Speaking in Pictures and Figures of Speech
Use of figurative language and exaggerated expressions. Often the oriental manner of speech is to picture what is meant, or perhaps to demonstrate it. A good example of this is given us by Luke in his account of Paul's experiences:
"There came down from Judea a certain prophet, named Agabus. And when he was come unto us, he took Paul's girdle, and bound his own hands and feet, and said, Thus saith the Holy Ghost, So shall the Jews at Jerusalem bind the man that owneth this girdle" (Acts 21:10-11).
If John the Baptist had spoken like some speakers in the West, he would have said, "Your pretensions to virtue and good birth far exceed your actual practice of virtue."19
Being a real Oriental he actually said:
"O generation of vipers, who hath warned you to flee from the wrath to come? Bring forth therefore fruits meet for repentance, And think not to say within yourselves, We have Abraham to our father: for I say unto you, that God is able of these stones to raise up children unto Abraham" (Matthew 3:7-9).
The large use of figures of speech in its teaching and conversation make the Book a typical Oriental book.20
The Oriental frequently makes statements that to the Westerner sound like uncalled-for exaggeration. One man will say to another, "What I say to you is truth, and if it is not, I will cut off my right arm." Or he will. say, "I promise you this, and if I fail in fulfilling my promise, I will pluck out my right eye." In those lands nobody would ever dream that such a resolution would be carried out. The statement simply means that the speaker is in earnest.

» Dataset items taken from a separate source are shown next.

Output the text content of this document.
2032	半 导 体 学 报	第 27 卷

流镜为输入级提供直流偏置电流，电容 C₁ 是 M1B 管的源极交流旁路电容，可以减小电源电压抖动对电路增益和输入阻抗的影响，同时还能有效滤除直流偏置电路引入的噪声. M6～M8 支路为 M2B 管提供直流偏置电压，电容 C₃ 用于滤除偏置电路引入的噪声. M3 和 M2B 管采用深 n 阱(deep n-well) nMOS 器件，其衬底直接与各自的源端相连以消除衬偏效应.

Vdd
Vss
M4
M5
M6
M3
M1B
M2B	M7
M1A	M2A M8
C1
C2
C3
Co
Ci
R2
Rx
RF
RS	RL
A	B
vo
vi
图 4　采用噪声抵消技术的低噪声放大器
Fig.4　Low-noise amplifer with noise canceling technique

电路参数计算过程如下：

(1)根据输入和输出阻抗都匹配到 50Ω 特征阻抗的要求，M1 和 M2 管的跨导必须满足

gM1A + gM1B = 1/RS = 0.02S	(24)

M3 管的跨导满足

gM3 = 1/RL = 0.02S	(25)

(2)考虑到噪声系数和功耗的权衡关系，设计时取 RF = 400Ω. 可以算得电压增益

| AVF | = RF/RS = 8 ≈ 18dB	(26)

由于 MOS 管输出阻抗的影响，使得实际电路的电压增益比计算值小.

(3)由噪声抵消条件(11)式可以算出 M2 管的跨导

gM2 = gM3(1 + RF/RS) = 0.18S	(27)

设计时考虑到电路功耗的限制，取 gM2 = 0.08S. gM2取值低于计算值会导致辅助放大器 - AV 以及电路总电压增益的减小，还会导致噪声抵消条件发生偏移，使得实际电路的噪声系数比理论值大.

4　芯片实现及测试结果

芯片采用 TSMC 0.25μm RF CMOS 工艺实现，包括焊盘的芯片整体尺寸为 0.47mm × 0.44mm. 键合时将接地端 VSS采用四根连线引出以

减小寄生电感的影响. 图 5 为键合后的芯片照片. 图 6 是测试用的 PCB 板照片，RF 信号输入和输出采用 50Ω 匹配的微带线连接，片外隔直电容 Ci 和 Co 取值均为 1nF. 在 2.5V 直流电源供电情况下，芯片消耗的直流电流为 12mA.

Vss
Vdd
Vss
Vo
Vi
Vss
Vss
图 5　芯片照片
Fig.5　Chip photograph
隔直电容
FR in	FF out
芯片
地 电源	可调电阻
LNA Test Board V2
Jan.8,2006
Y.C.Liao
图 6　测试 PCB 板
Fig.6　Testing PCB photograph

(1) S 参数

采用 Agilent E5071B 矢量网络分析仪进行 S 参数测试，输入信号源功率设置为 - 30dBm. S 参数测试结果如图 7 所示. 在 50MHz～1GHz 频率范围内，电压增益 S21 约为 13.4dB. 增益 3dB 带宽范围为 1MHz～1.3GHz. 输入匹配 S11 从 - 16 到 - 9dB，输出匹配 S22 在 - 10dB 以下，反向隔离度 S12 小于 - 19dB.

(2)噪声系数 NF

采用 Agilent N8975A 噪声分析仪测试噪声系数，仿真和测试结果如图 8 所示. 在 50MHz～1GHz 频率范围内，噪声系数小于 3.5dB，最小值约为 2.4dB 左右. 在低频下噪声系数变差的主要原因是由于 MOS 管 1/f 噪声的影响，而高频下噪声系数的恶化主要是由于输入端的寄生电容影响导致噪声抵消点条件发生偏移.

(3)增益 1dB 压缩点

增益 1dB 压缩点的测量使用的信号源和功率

An Oriental can fully appreciate what JESUS meant when he said, "If thy right eye offend thee, pluck it out, and cast it from thee... If thy right hand offend thee, cut it off, and cast it from thee" (Matthew 5:29, 30). Many expressions of JESUS need to be understood in the light of daily conversation of His day. Here are examples of a few. "It is easier for a camel to go through the eye of a needle, than for a rich man to enter into the kingdom of GOD" (Matthew 19:24). "Ye blind guides, which strain at a gnat, and swallow a camel" (Matthew 23:24). "And why beholdest thou the mote that is in thy brother's eye, but considerest not the beam that is in thine own eye?" (Matthew 7:3). When reading such passages of Scripture, men from the Occident must remember the fondness of the Oriental for the hyperbole.